Vous voyez le danger ? Ce poste offre un pouvoir d’influence redoutable sur les associations, permettant de choisir quels projets sociétaux l’État décide de mettre en lumière ou d’étouffer financièrement.
Voici les enjeux majeurs de cette fonction :
- Une influence idéologique directe sur le grand public.
- gestion stratégique des subventions.
- Le relais médiatique puissant des politiques environnementales.
Fronde du monde rural : Willy Schraen prépare son offensive à Matignon
Face à ce qu’ils considèrent comme une provocation, les représentants des chasseurs ne comptent pas rester spectateurs et montent au créneau.
Lettre ouverte au Premier ministre : les griefs de la FNC
Willy Schraen ne mâche pas ses mots dans son courrier adressé à Sébastien Lecornu. Le patron des chasseurs dénonce un mépris flagrant pour nos territoires ruraux face à ce casting jugé désastreux. Il exige désormais des explications franches de la part de Matignon.
Le ton monte d’un cran face à ce choix politique incompréhensible pour la base. Comme le souligne avec force le président de la FNC :
Cette nomination est un signal de guerre envoyé aux ruraux qui subissent déjà une pression administrative sans précédent sur leurs activités quotidiennes.
Nous sommes au bord de la rupture définitive du dialogue avec l’État sur la biodiversité.
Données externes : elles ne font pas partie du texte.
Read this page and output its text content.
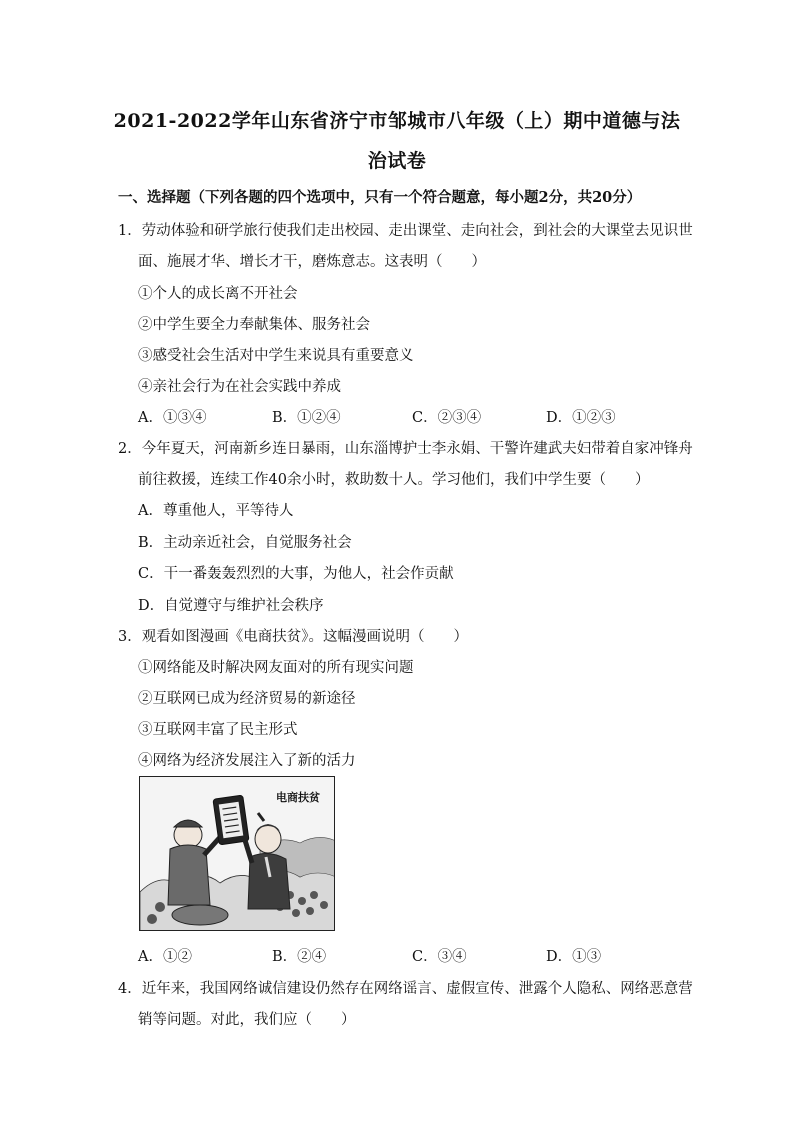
2021-2022学年山东省济宁市邹城市八年级（上）期中道德与法
治试卷
一、选择题（下列各题的四个选项中，只有一个符合题意，每小题2分，共20分）
1．劳动体验和研学旅行使我们走出校园、走出课堂、走向社会，到社会的大课堂去见识世
面、施展才华、增长才干，磨炼意志。这表明（　　）
①个人的成长离不开社会
②中学生要全力奉献集体、服务社会
③感受社会生活对中学生来说具有重要意义
④亲社会行为在社会实践中养成
A．①③④	B．①②④	C．②③④	D．①②③
2．今年夏天，河南新乡连日暴雨，山东淄博护士李永娟、干警许建武夫妇带着自家冲锋舟
前往救援，连续工作40余小时，救助数十人。学习他们，我们中学生要（　　）
A．尊重他人，平等待人
B．主动亲近社会，自觉服务社会
C．干一番轰轰烈烈的大事，为他人，社会作贡献
D．自觉遵守与维护社会秩序
3．观看如图漫画《电商扶贫》。这幅漫画说明（　　）
①网络能及时解决网友面对的所有现实问题
②互联网已成为经济贸易的新途径
③互联网丰富了民主形式
④网络为经济发展注入了新的活力
电商扶贫
A．①②	B．②④	C．③④	D．①③
4．近年来，我国网络诚信建设仍然存在网络谣言、虚假宣传、泄露个人隐私、网络恶意营
销等问题。对此，我们应（　　）
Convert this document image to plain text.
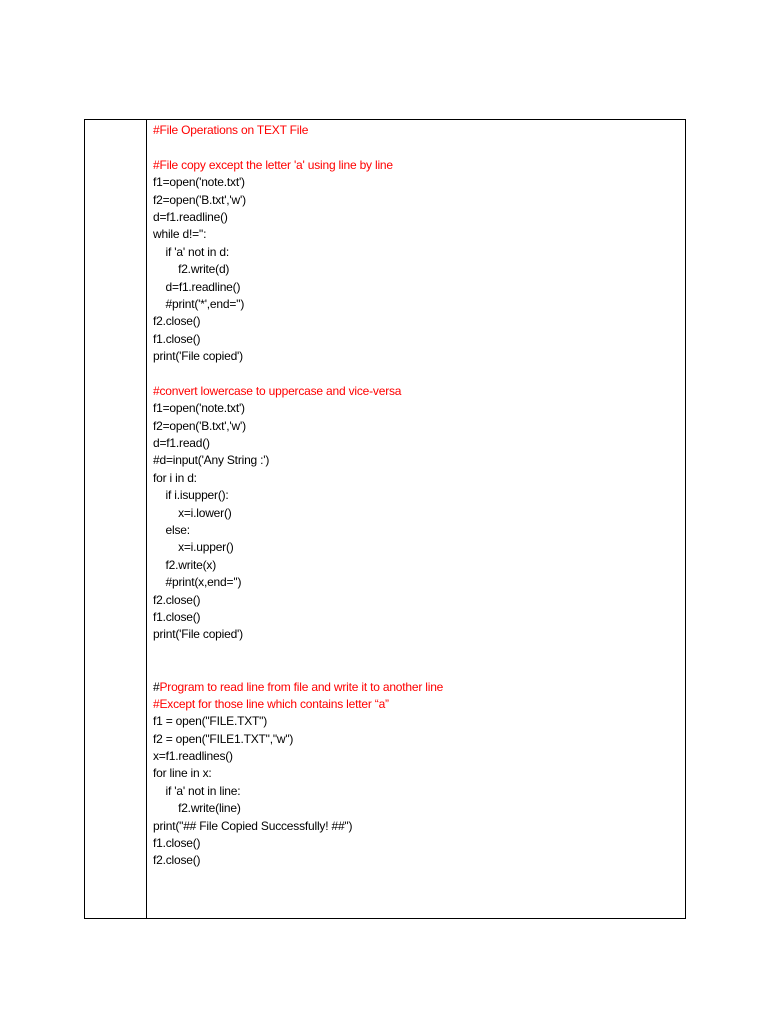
#File Operations on TEXT File
#File copy except the letter 'a' using line by line
f1=open('note.txt')
f2=open('B.txt','w')
d=f1.readline()
while d!='':
if 'a' not in d:
f2.write(d)
d=f1.readline()
#print('*',end='')
f2.close()
f1.close()
print('File copied')
#convert lowercase to uppercase and vice-versa
f1=open('note.txt')
f2=open('B.txt','w')
d=f1.read()
#d=input('Any String :')
for i in d:
if i.isupper():
x=i.lower()
else:
x=i.upper()
f2.write(x)
#print(x,end='')
f2.close()
f1.close()
print('File copied')
#Program to read line from file and write it to another line
#Except for those line which contains letter “a”
f1 = open("FILE.TXT")
f2 = open("FILE1.TXT","w")
x=f1.readlines()
for line in x:
if 'a' not in line:
f2.write(line)
print("## File Copied Successfully! ##")
f1.close()
f2.close()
Les chasseurs se sentent trahis par un organisme qu’ils financent pourtant très largement via leurs redevances. La confiance est désormais rompue.
Opposition des syndicats agricoles : le rôle de la Coordination Rurale
La Coordination Rurale partage cette colère froide face à l’arrivée d’Anne Le Strat à l’OFB. Le syndicat y voit une volonté claire de durcir les normes environnementales. C’est une provocation inacceptable.
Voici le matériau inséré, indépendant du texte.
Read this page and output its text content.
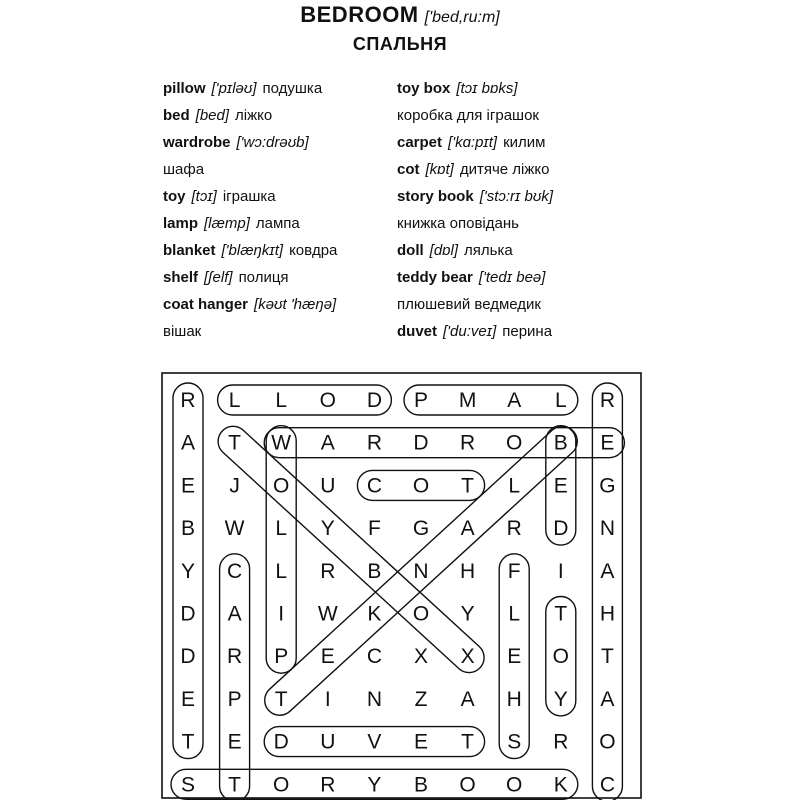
BEDROOM ['bed,ru:m]
СПАЛЬНЯ
pillow ['pɪləʊ] подушка
bed [bed] ліжко
wardrobe ['wɔ:drəʊb]
шафа
toy [tɔɪ] іграшка
lamp [læmp] лампа
blanket ['blæŋkɪt] ковдра
shelf [ʃelf] полиця
coat hanger [kəʊt 'hæŋə]
вішак
toy box [tɔɪ bɒks]
коробка для іграшок
carpet ['kɑ:pɪt] килим
cot [kɒt] дитяче ліжко
story book ['stɔ:rɪ bʊk]
книжка оповідань
doll [dɒl] лялька
teddy bear ['tedɪ beə]
плюшевий ведмедик
duvet ['du:veɪ] перина
R L L O D P M A L R
A T W A R D R O B E
E J O U C O T L E G
B W L Y F G A R D N
Y C L R B N H F I A
D A I W K O Y L T H
D R P E C X X E O T
E P T I N Z A H Y A
T E D U V E T S R O
S T O R Y B O O K C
Cette décision complique encore la gestion préfectorale des nuisibles sur le terrain. Les exploitants n’en peuvent plus.
Cette nomination tombe au pire moment possible pour le monde agricole en pleine crise. Les exploitations réclament de la souplesse et de la confiance, pas de l’idéologie punitive. L’incompréhension est totale dans nos campagnes.
Le poids politique de cette contestation ne doit pas être sous-estimé par le gouvernement actuel. Les syndicats promettent des actions de terrain si Paris ne recule pas rapidement.
Police de l’environnement : les craintes d’un durcissement idéologique
Au-delà des bureaux parisiens, c’est l’application du droit sur le terrain qui inquiète les acteurs de la ruralité.
Impact sur les contrôles : vers une écologie punitive sur le terrain ?
Cette nomination fait craindre une dérive militante de la police de l’environnement. Les chasseurs redoutent désormais des contrôles plus fréquents et systématiquement répressifs. La pédagogie risque de disparaître totalement.
Ce malaise n’est pas nouveau, comme le confirme le Sénat. Un rapport pointe officiellement le déficit de légitimité de l’OFB auprès des ruraux. La rupture est consommée.
| Mission | Perception rurale | Risque identifié |
|---|---|---|
| Police de la chasse | Répressif | Harcèlement |
| Contrôles agricoles | Inquisitoire | Partialité |
| Gestion de l’eau | Technocratique | Conflit |
Historique des tensions entre l’OFB et les acteurs des territoires
Tout remonte à la création de l’OFB en 2020. La fusion de l’ONCFS et de l’AFB a toujours été très mal vécue par les chasseurs. Nous avons perdu notre police de proximité. Le terrain a été abandonné.
Cette présence permettait un suivi des populations d’oiseaux efficace et reconnu. C’était la base de notre gestion.
Cette nomination politique ravive aujourd’hui toutes les plaies. Le sentiment d’être surveillé par des militants plutôt que par des techniciens de la nature s’accentue. La colère monte dans nos rangs.
Gestion de crise : l’exécutif lance une enquête administrative de contrôle
Face à l’incendie médiatique et politique, le gouvernement tente d’éteindre le feu avec des outils procéduraux.
Justification gouvernementale : l’expertise technique mise en avant
Le ministère joue la carte de la compétence pure pour défendre ce choix contesté. On nous vante le CV d’Anne Le Strat, notamment sa gestion passée du dossier « Eau de Paris ».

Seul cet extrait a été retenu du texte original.